Ungar Rachel A, Goddard Pagé C, Jensen Tanner D, Degalez Fabien, Smith Kevin S, Jin Christopher A, Bonner Devon E, Bernstein Jonathan A, Wheeler Matthew T, Montgomery Stephen B
Department of Genetics, School of Medicine, Stanford University.
Department of Pathology, School of Medicine, Stanford University.
medRxiv. 2024 Jan 12:2024.01.11.24301165. doi: 10.1101/2024.01.11.24301165.
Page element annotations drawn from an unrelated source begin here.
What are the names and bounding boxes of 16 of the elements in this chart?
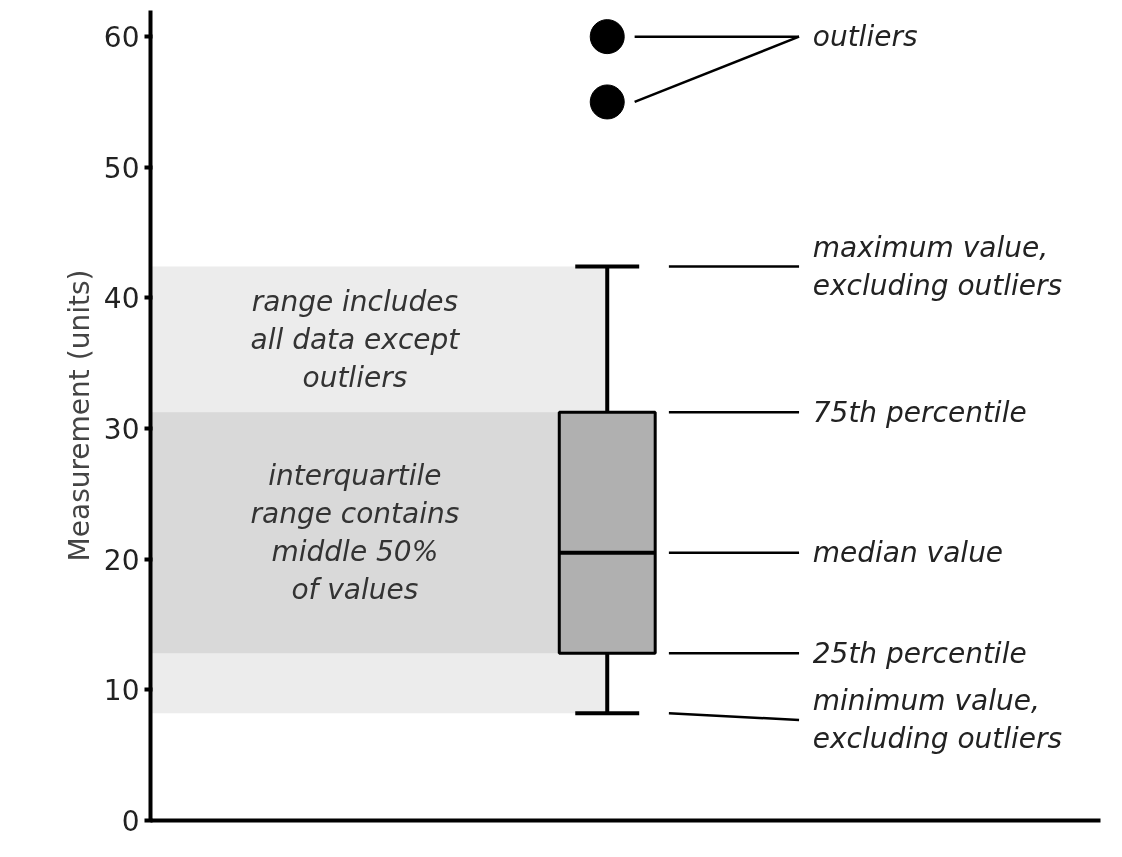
band-label: interquartile range contains middle 50% of values (250, 459, 460, 607)
annotation: outliers (812, 20, 918, 54)
annotation: 75th percentile (812, 395, 1027, 429)
y-axis-title: Measurement (units) (62, 269, 96, 562)
y-tick-label: 10 (103, 674, 140, 708)
y-tick-label: 60 (103, 21, 140, 55)
annotation: maximum value, excluding outliers (812, 231, 1063, 303)
y-tick-label: 20 (103, 543, 140, 577)
y-tick-label: 50 (103, 151, 140, 185)
annotation: 25th percentile (812, 636, 1027, 670)
y-tick-label: 40 (103, 282, 140, 316)
annotation: minimum value, excluding outliers (812, 684, 1063, 756)
annotation: median value (812, 536, 1004, 570)
y-tick-label: 0 (121, 805, 140, 838)
y-tick-label: 30 (103, 413, 140, 447)
band-label: range includes all data except outliers (250, 284, 461, 394)
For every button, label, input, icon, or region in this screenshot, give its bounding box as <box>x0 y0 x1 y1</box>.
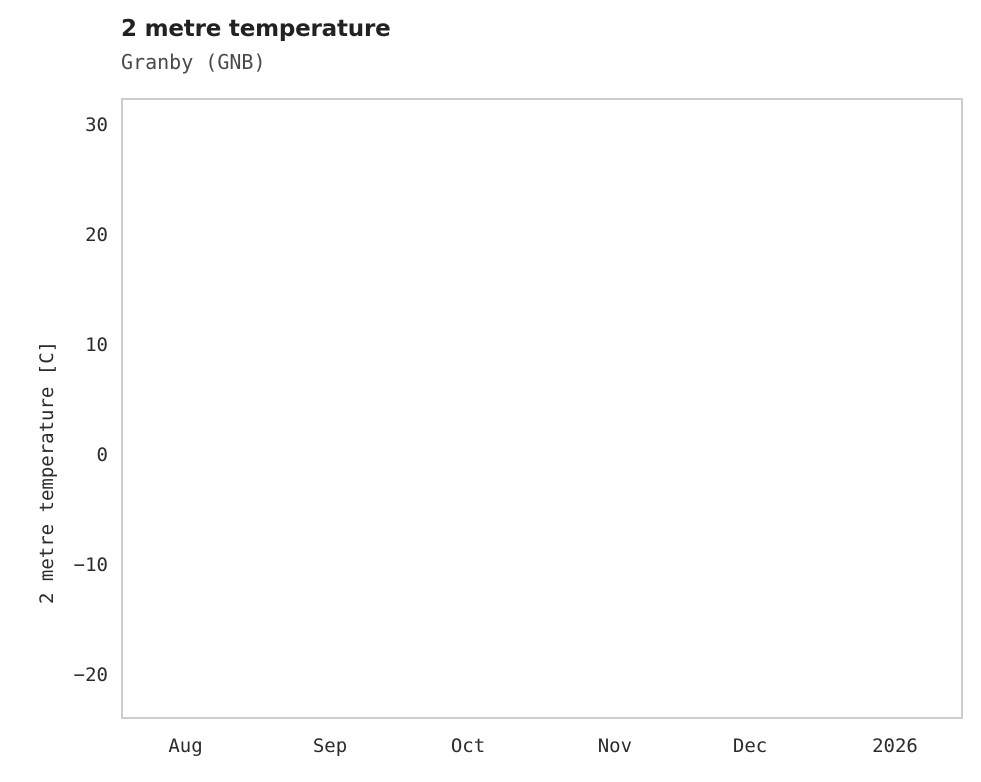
y-axis-label: 2 metre temperature [C] <box>36 340 58 604</box>
y-tick-label: 30 <box>85 114 108 137</box>
y-tick-label: 0 <box>96 444 108 467</box>
y-tick-label: −10 <box>73 554 108 577</box>
x-tick-label: Nov <box>597 735 633 757</box>
x-tick-label: Sep <box>312 735 348 757</box>
plot-frame <box>121 98 963 719</box>
chart-subtitle: Granby (GNB) <box>121 50 266 74</box>
x-tick-label: 2026 <box>872 735 918 757</box>
x-tick-label: Dec <box>732 735 768 757</box>
x-tick-label: Aug <box>168 735 203 757</box>
y-tick-label: 20 <box>85 224 108 247</box>
y-tick-label: 10 <box>85 334 108 357</box>
x-tick-label: Oct <box>450 735 486 757</box>
chart-title: 2 metre temperature <box>121 16 391 42</box>
y-tick-label: −20 <box>73 664 108 687</box>
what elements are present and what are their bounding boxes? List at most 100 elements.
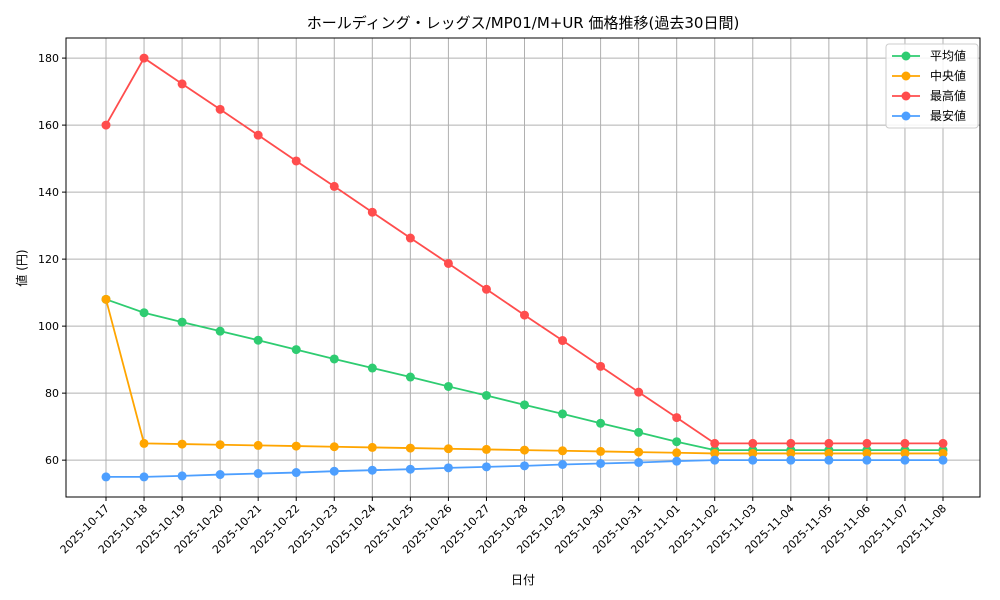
data-point: [862, 448, 872, 458]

Transcriptomics is a powerful tool for unraveling the molecular effects of genetic variants and disease diagnosis. Prior studies have demonstrated that choice of genome build impacts variant interpretation and diagnostic yield for genomic analyses. To identify the extent genome build also impacts transcriptomics analyses, we studied the effect of the hg19, hg38, and CHM13 genome builds on expression quantification and outlier detection in 386 rare disease and familial control samples from both the Undiagnosed Diseases Network (UDN) and Genomics Research to Elucidate the Genetics of Rare Disease (GREGoR) Consortium. We identified 2,800 genes with build-dependent quantification across six routinely-collected biospecimens, including 1,391 protein-coding genes and 341 known rare disease genes. We further observed multiple genes that only have detectable expression in a subset of genome builds. Finally, we characterized how genome build impacts the detection of outlier transcriptomic events. Combined, we provide a database of genes impacted by build choice, and recommend that transcriptomics-guided analyses and diagnoses are cross-referenced with these data for robustness.
转录组学是一种用于揭示基因变异的分子效应和疾病诊断的强大工具。先前的研究表明,基因组构建版本的选择会影响基因组分析的变异解读和诊断效率。为了确定基因组构建版本对转录组学分析的影响程度,我们研究了hg19、hg38和CHM13基因组构建版本对来自未确诊疾病网络(UDN)和阐明罕见病遗传学基因组学研究(GREGoR)联盟的386个罕见病和家族对照样本的表达定量和异常值检测的影响。我们在六种常规收集的生物样本中鉴定出2800个具有构建版本依赖性定量的基因,其中包括1391个蛋白质编码基因和341个已知的罕见病基因。我们还进一步观察到多个仅在一部分基因组构建版本中有可检测表达的基因。最后,我们描述了基因组构建版本如何影响异常转录组事件的检测。综合来看,我们提供了一个受构建版本选择影响的基因数据库,并建议将转录组学指导的分析和诊断与这些数据进行交叉参考,以确保结果的稳健性。